The Arab Uprising and Oil Prices

The Arab Uprising and Oil Prices

The current wave of upheaval in the Arab world that has unexpectedly swept away the long-lasting presidents of Tunisia and Egypt and which may trigger regime changes all over the region has also steepened the ongoing rise in oil prices and raised fears about the stability of the global oil market. On Jan. 31, after five days of upheaval in Egypt, the price of a barrel of Brent crude on the London-based Intercontinental Exchange passed the $100 threshold for the first time since the financial meltdown of September 2008. Brent crude is currently trading for more than $105, while prices in New York for light sweet crude have observed a similar upward trend since the height of the chaos in Egypt. Markets have been nervous about the emergence of two distinct problems: the regular flow of oil tankers through the Suez Canal and the contagion effect of instability in an oil-rich region.

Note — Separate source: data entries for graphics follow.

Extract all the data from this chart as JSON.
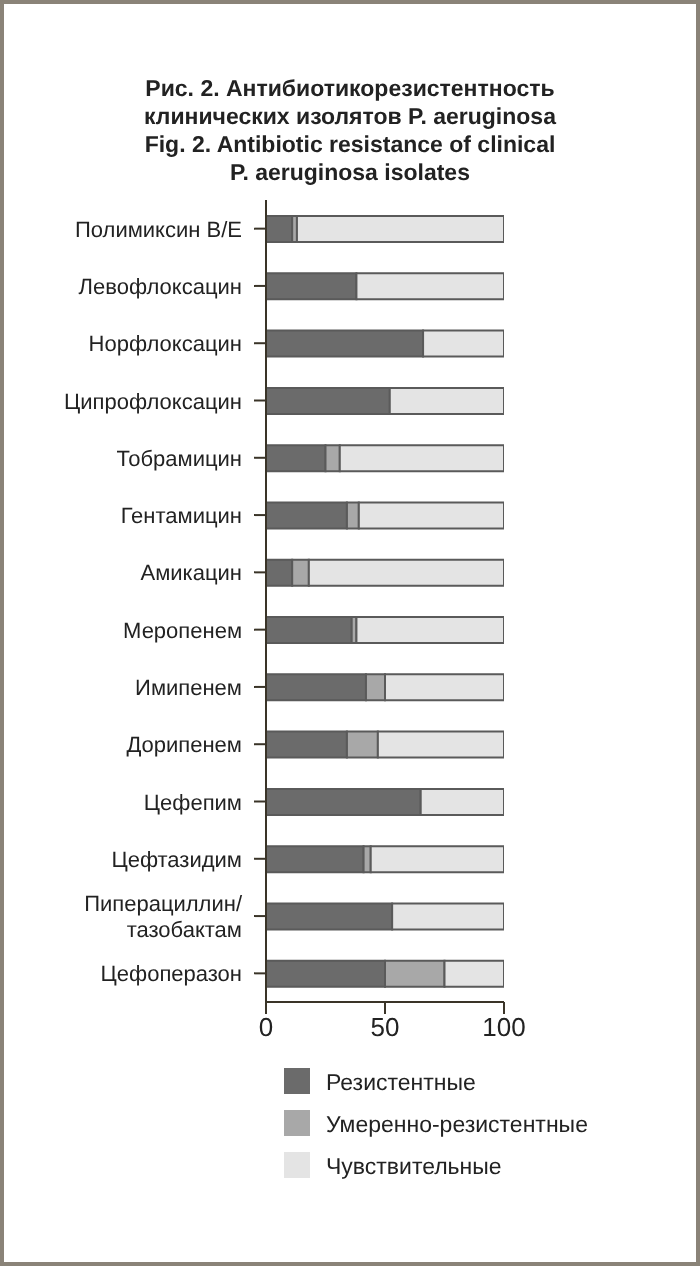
{
  "chart_data": {
    "type": "bar",
    "orientation": "horizontal",
    "stacked": true,
    "title": "Рис. 2. Антибиотикорезистентность\nклинических изолятов P. aeruginosa\nFig. 2. Antibiotic resistance of clinical\nP. aeruginosa isolates",
    "categories": [
      "Полимиксин В/Е",
      "Левофлоксацин",
      "Норфлоксацин",
      "Ципрофлоксацин",
      "Тобрамицин",
      "Гентамицин",
      "Амикацин",
      "Меропенем",
      "Имипенем",
      "Дорипенем",
      "Цефепим",
      "Цефтазидим",
      "Пиперациллин/тазобактам",
      "Цефоперазон"
    ],
    "series": [
      {
        "name": "Резистентные",
        "color": "#6b6b6b",
        "values": [
          11,
          38,
          66,
          52,
          25,
          34,
          11,
          36,
          42,
          34,
          65,
          41,
          53,
          50
        ]
      },
      {
        "name": "Умеренно-резистентные",
        "color": "#a8a8a8",
        "values": [
          2,
          0,
          0,
          0,
          6,
          5,
          7,
          2,
          8,
          13,
          0,
          3,
          0,
          25
        ]
      },
      {
        "name": "Чувствительные",
        "color": "#e4e4e4",
        "values": [
          87,
          62,
          34,
          48,
          69,
          61,
          82,
          62,
          50,
          53,
          35,
          56,
          47,
          25
        ]
      }
    ],
    "xlim": [
      0,
      100
    ],
    "xticks": [
      0,
      50,
      100
    ],
    "grid": false,
    "legend": "bottom"
  }
}
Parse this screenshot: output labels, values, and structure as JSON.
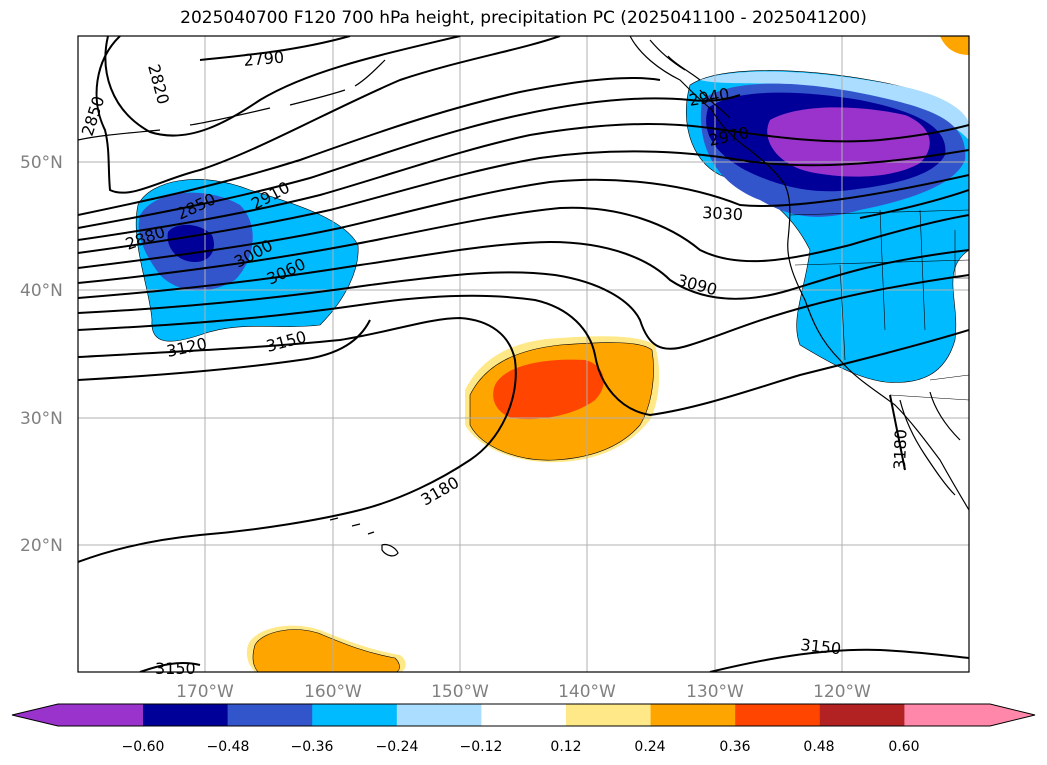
{
  "title": "2025040700 F120 700 hPa height, precipitation PC (2025041100 - 2025041200)",
  "lat_labels": [
    "50°N",
    "40°N",
    "30°N",
    "20°N"
  ],
  "lon_labels": [
    "170°W",
    "160°W",
    "150°W",
    "140°W",
    "130°W",
    "120°W"
  ],
  "contour_labels": [
    "2790",
    "2820",
    "2850",
    "2850",
    "2880",
    "2910",
    "3000",
    "3060",
    "3120",
    "3150",
    "3150",
    "3180",
    "3090",
    "3030",
    "2940",
    "2970",
    "3180",
    "3150"
  ],
  "colorbar": {
    "tick_labels": [
      "−0.60",
      "−0.48",
      "−0.36",
      "−0.24",
      "−0.12",
      "0.12",
      "0.24",
      "0.36",
      "0.48",
      "0.60"
    ],
    "colors": [
      "#9933cc",
      "#000099",
      "#3355cc",
      "#00bbff",
      "#aaddff",
      "#ffffff",
      "#ffe888",
      "#ffa500",
      "#ff4500",
      "#b22222",
      "#ff88aa"
    ]
  },
  "field_colors": {
    "contour": "#000000",
    "coast": "#000000",
    "grid": "#b0b0b0"
  }
}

The first problem should not be a concern. Despite the strong emotional impact it would have, closure of the canal would not disrupt the oil trade. Unlike during its blockade in 1973 after the Yom Kippur War, the Isthmus of Suez is no longer a vital chokepoint for the oil industry: Currently, only 2 million barrels per day (mb/d) transit through it, less than 5 percent of world daily exports in 2010. If one adds the crude that transits through the Suez-Mediterranean pipeline connecting the Red Sea and the southern shore of the Mediterranean Sea, the figure rises to between 3 mb/d and 3.5 mb/d. This amount could be easily replaced by the release of oil currently held as inventory, since stockpiles, especially in American hubs, have been at near-record highs for months. Moreover, oil tankers could still bring Middle Eastern oil to major consuming outlets in Europe by circumnavigating the African continent. This would generate a price premium to the benefit of the shipping industry, but not to a degree that would cause a substantial disruption.

In the longer run, the estimated 5 mb/d of spare capacity held by members of the Organization of Petroleum Producing Countries (OPEC) could be brought to market easily, making up for any reasonable supply disruption. Saudi Oil Minister Ali Ibrahim al-Naimi recently said that his country alone currently possesses 4 mb/d of spare capacity, and Riyadh has repeatedly shown a strong interest in the stability of the oil market and in the maintenance of a "price band" no higher than $85 a barrel. In opposing price hawks within OPEC, the Saudi ruling family remembers very well the pain caused by the drop in oil consumption in the 1980s after a decade of sky-high prices and hopes to avoid making the same mistake twice.